Fulacht fia, Ballina, Co. Mayo
Co. Mayo |
Settlement Sites
Road-building has a long history of disturbing the past, and what turned up on the western outskirts of Ballina during the construction of a link road in 2004 was older than almost anyone on the site.
Beneath ground that gave no hint of anything unusual, soil stripping revealed a fulacht fia, one of the low, scorched mounds found in their thousands across the Irish landscape. A fulacht fia is essentially a prehistoric cooking or heating site, built around a water-filled trough into which fire-heated stones were dropped to bring the water to a boil. The stones crack and shatter with repeated use, eventually accumulating into the distinctive mound of burnt, fragmented rock that archaeologists recognise today.

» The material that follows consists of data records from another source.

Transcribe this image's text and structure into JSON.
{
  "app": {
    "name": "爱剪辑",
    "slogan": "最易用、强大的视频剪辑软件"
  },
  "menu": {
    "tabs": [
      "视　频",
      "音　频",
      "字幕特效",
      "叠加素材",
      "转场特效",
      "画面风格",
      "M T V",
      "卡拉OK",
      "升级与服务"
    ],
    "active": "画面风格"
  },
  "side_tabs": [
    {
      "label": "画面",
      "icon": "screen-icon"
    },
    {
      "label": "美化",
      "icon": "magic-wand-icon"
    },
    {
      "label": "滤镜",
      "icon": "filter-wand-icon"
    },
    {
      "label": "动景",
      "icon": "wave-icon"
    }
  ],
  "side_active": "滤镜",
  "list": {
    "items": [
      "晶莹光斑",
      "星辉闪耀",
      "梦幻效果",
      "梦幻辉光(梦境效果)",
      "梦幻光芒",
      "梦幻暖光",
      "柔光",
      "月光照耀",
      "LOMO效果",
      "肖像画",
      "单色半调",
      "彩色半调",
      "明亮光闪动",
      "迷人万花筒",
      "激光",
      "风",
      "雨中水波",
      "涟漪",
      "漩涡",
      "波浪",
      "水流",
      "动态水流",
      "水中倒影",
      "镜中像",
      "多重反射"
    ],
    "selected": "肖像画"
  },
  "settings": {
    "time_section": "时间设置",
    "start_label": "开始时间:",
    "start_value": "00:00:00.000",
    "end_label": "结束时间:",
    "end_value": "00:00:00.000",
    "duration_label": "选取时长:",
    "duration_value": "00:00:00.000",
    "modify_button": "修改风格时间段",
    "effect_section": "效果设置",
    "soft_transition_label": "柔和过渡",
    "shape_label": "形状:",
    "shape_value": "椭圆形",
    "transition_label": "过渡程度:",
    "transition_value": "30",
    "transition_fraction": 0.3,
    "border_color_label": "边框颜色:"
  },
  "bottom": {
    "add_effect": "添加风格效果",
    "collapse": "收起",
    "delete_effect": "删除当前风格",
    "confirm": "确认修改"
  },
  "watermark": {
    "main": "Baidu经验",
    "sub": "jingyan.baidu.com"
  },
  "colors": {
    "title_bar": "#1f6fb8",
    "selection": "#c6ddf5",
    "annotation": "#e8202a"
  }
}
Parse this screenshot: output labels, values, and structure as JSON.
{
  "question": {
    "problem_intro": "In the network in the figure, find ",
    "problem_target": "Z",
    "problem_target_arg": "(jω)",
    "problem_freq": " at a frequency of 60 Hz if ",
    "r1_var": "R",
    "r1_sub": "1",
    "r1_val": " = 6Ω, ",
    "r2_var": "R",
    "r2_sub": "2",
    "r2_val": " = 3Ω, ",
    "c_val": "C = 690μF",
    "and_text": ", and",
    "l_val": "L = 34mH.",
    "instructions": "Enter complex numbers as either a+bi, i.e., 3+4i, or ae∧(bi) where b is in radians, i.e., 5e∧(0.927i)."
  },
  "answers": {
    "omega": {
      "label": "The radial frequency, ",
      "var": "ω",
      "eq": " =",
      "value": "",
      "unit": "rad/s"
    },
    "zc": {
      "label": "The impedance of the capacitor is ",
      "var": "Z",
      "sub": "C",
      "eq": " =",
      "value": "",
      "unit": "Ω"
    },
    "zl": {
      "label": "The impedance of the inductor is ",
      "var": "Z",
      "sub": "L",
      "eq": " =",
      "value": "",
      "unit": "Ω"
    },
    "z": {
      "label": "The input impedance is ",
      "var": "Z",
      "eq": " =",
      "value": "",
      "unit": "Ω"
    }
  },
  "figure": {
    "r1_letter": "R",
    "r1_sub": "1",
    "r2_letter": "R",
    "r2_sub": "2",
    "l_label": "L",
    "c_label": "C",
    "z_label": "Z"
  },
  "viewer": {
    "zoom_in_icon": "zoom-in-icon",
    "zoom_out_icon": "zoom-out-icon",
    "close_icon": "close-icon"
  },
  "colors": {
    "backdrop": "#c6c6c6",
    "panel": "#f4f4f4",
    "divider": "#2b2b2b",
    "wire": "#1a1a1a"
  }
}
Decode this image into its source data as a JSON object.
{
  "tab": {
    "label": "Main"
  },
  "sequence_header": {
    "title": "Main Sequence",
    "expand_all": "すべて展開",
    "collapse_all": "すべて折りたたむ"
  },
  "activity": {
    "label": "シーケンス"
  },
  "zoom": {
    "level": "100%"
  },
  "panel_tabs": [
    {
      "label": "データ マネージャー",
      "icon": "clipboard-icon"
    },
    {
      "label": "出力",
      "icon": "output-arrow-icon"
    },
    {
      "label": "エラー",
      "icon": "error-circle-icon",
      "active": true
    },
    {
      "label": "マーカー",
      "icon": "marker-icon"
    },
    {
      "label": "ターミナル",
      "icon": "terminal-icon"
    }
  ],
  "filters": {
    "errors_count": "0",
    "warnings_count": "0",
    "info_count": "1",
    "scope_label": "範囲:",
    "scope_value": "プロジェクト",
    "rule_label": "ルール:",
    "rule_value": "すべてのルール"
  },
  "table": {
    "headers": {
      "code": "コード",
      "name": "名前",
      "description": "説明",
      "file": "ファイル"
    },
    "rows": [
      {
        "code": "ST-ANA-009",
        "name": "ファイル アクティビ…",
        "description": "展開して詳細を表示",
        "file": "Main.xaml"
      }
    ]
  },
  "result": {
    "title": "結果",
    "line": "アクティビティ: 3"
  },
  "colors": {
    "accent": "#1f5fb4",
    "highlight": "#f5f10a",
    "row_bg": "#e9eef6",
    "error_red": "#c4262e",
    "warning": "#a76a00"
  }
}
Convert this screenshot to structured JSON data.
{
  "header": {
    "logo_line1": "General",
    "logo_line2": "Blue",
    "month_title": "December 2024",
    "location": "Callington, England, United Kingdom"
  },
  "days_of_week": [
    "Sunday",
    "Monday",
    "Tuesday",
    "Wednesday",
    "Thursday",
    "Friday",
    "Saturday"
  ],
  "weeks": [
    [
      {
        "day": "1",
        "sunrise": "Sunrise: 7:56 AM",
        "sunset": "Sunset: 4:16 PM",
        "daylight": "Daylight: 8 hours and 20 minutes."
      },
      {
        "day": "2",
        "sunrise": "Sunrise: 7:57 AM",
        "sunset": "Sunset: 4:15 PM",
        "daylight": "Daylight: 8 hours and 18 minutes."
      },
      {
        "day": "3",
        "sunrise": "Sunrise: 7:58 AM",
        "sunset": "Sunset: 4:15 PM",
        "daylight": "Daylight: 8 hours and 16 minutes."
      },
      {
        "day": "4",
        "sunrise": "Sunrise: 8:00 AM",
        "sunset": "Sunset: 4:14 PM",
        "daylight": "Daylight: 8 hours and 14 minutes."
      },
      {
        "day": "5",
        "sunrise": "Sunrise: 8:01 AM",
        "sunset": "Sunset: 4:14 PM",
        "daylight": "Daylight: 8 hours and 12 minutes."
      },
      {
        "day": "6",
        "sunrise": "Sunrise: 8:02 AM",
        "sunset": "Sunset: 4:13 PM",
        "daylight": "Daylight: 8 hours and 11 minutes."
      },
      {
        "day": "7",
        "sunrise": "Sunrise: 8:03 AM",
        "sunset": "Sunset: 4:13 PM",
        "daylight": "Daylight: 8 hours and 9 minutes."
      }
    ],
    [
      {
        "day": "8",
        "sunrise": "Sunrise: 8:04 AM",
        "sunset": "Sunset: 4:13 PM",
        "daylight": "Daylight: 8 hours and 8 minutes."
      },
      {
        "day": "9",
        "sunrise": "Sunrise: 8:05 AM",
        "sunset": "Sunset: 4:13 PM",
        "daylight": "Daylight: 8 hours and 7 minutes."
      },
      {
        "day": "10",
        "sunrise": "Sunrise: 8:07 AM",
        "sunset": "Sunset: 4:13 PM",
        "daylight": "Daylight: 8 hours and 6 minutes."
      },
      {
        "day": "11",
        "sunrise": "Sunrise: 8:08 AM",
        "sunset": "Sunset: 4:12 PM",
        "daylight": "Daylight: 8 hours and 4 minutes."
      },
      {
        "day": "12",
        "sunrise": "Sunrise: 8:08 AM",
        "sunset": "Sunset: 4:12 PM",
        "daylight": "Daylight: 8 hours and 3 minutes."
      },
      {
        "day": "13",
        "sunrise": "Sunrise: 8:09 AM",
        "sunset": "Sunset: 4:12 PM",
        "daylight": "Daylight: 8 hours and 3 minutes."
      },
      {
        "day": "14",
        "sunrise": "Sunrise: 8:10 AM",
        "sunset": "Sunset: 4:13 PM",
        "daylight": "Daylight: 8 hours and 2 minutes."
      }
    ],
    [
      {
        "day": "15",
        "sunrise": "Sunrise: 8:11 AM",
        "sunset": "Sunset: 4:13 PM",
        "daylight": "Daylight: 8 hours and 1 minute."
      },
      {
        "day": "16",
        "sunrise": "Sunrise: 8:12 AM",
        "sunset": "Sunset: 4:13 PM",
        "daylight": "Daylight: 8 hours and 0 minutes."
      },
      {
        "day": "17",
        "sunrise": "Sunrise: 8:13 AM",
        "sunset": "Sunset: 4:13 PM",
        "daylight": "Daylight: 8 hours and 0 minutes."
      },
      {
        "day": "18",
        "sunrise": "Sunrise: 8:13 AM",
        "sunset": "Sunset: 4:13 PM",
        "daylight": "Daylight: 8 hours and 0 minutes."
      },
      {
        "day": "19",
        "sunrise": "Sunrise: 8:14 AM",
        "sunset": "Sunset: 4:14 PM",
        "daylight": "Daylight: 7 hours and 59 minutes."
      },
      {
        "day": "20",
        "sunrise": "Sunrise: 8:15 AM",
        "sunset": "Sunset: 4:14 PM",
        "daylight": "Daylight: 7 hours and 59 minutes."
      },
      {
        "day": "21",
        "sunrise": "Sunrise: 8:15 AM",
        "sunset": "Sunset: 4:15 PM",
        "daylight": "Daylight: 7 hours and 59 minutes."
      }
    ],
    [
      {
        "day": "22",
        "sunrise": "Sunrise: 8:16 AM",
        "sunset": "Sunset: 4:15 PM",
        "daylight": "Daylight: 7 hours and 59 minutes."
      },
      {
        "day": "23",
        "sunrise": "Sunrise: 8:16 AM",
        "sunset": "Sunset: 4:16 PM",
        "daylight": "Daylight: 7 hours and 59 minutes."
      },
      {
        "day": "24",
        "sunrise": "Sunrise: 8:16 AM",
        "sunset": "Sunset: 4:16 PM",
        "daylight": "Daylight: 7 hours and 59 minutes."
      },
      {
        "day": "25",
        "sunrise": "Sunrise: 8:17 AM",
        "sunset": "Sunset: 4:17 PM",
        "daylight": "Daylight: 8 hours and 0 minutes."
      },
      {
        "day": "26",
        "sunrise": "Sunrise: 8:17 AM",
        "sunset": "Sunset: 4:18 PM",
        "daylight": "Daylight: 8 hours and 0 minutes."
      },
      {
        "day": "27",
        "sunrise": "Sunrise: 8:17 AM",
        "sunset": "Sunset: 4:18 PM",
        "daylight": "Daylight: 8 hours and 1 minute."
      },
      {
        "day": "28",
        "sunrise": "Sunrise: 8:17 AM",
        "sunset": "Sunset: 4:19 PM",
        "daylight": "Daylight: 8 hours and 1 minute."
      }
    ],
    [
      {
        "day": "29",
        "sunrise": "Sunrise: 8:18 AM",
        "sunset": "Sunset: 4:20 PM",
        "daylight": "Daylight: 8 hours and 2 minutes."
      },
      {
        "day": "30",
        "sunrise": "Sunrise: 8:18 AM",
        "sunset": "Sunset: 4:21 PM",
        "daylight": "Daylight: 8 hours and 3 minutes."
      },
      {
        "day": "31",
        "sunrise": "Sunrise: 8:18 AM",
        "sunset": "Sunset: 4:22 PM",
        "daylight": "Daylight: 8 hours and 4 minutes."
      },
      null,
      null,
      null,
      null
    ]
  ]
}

The excavation, carried out under licence in 2004 and reported by Zajac, uncovered a low mound of burnt stone measuring roughly 7.8 metres north to south and 4.2 metres east to west, though only about twenty centimetres deep. Beneath it lay a small rectangular trough, approximately 1.7 metres long and less than a metre wide, with rounded corners each marked by a stakehole. The stakes would once have supported a timber lining, and fragments of that lining survived: two highly degraded planks, tentatively identified as alder, still lay along the base of the trough. Alder is a wood well suited to wet conditions, which may partly explain its apparent use here. A shallow, kidney-shaped pit was found two metres to the north-east of the trough, its function unclear. The mound itself extended beyond the boundary of the road works and was not fully excavated, so part of the site remains undisturbed in the ground. Perhaps most striking is that a second fulacht fia lay just twelve metres to the east-north-east and was also excavated, suggesting this low-lying ground on the edge of Ballina was a place of repeated, deliberate activity in prehistory rather than a solitary occurrence.